The ``step_results`` in the ``execution_record.yaml`` are also shorter in this case.

.. code-block:: yaml

  original:
    version: 0.0.1
    args: {work_dir: .}
    prototype:
      image: ninjaben/fizzbuzz:test
      volumes: {$work_dir: /work}
    steps:
    - name: classify
      command: [/work/classify_in.txt, /work/classify_out.txt, classify]
      match_done: [classify_out.txt]
      match_in: [classify_in.txt]
      match_out: [classify_out.txt]
    - name: filter fizz
      command: [/work/classify_out.txt, /work/filter_fizz_out.txt, filter, --substring, fizz]
      match_done: [filter_fizz_out.txt]
      match_in: [classify_out.txt]
      match_out: [filter_fizz_out.txt]
    - name: filter buzz
      command: [/work/filter_fizz_out.txt, /work/filter_buzz_out.txt, filter, --substring, buzz]
      match_done: [filter_buzz_out.txt]
      match_in: [filter_fizz_out.txt]
      match_out: [filter_buzz_out.txt]
  amended:
    version: 0.0.1
    args: {work_dir: ./my/work}
    prototype:
      image: ninjaben/fizzbuzz:test
      volumes: {./my/work: /work}
    steps:
      - name: classify
        image: ninjaben/fizzbuzz:test
        command: [/work/classify_in.txt, /work/classify_out.txt, classify]
        volumes: {./my/work: /work}
        match_done: [classify_out.txt]
        match_in: [classify_in.txt]
        match_out: [classify_out.txt]
      - name: filter fizz
        image: ninjaben/fizzbuzz:test
        command: [/work/classify_out.txt, /work/filter_fizz_out.txt, filter, --substring, fizz]
        volumes: {./my/work: /work}
        match_done: [filter_fizz_out.txt]
        match_in: [classify_out.txt]
        match_out: [filter_fizz_out.txt]
      - name: filter buzz
        image: ninjaben/fizzbuzz:test
        command: [/work/filter_fizz_out.txt, /work/filter_buzz_out.txt, filter, --substring, buzz]
        volumes: {./my/work: /work}
        match_done: [filter_buzz_out.txt]
        match_in: [filter_fizz_out.txt]
        match_out: [filter_buzz_out.txt]
  timing: {start: '2023-03-22T20:49:16.229881+00:00', finish: '2023-03-22T20:49:16.232928+00:00', duration: 0.003047}
  step_results:
    - name: classify
      timing: {start: '2023-03-22 20:49:16.230342+00:00'}
      files_done:
        ./my/work: {classify_out.txt: 'sha256:5038b8da5a03357397abcd9661dd19bf4ece2d14322e86a7461dda11866d842c'}
      skipped: true
    - name: filter fizz
      timing: {start: '2023-03-22 20:49:16.231499+00:00'}
      files_done:
        ./my/work: {filter_fizz_out.txt: 'sha256:d1b54ec5994f1c23df98986929c1cd44a991b39b60d7e610752d84f370916739'}
      skipped: true
    - name: filter buzz
      timing: {start: '2023-03-22 20:49:16.232366+00:00'}
      files_done:
        ./my/work: {filter_buzz_out.txt: 'sha256:238ca7760c45f60dc0826b18cbd245749e0f3bc054c728297132300c5f386141'}
      skipped: true

The ``step_results`` now have ``skipped: true`` to record the fact that they were not re-executed.
They also have ``files_done`` recording matches to their ``match_done`` patterns.
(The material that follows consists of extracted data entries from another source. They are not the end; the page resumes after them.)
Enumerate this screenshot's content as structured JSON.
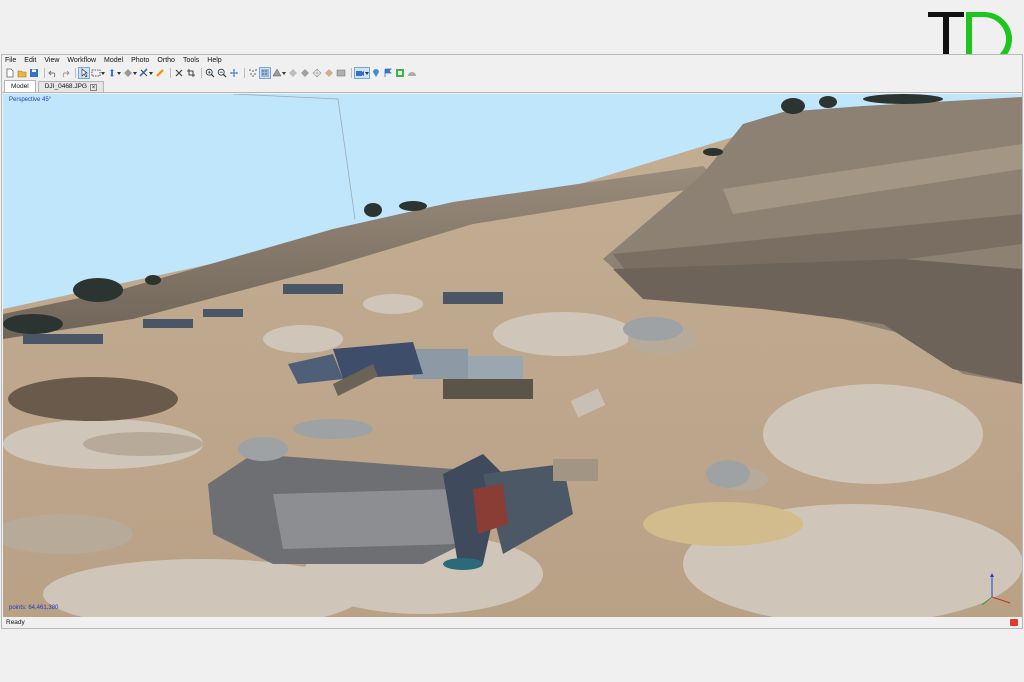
{
  "logo": {
    "text_1": "T",
    "text_2": "D",
    "color_1": "#111111",
    "color_2": "#1ec51e"
  },
  "menu": [
    "File",
    "Edit",
    "View",
    "Workflow",
    "Model",
    "Photo",
    "Ortho",
    "Tools",
    "Help"
  ],
  "tabs": [
    {
      "label": "Model",
      "active": true
    },
    {
      "label": "DJI_0468.JPG",
      "active": false
    }
  ],
  "viewport": {
    "projection_label": "Perspective 45°",
    "points_label": "points: 64,461,380",
    "sky_color": "#bfe6fb"
  },
  "status": {
    "text": "Ready"
  }
}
We can do another simple audit to check whether skipping was a good idea.
Search again for the text ``sha256:5038b8da``.
Note that the checksum appears again, under ``files_done`` for the "classify" step.
This tells us the output file *including its contents* are unchanged from the first execution.

If you have a pipeline with long-running steps, skipping re-execution with ``match_done`` might save you time and hassle.
You can use the recorded checksums to audit whether anything changed unexpectedly and/or confirm continuity between steps and pipeline runs.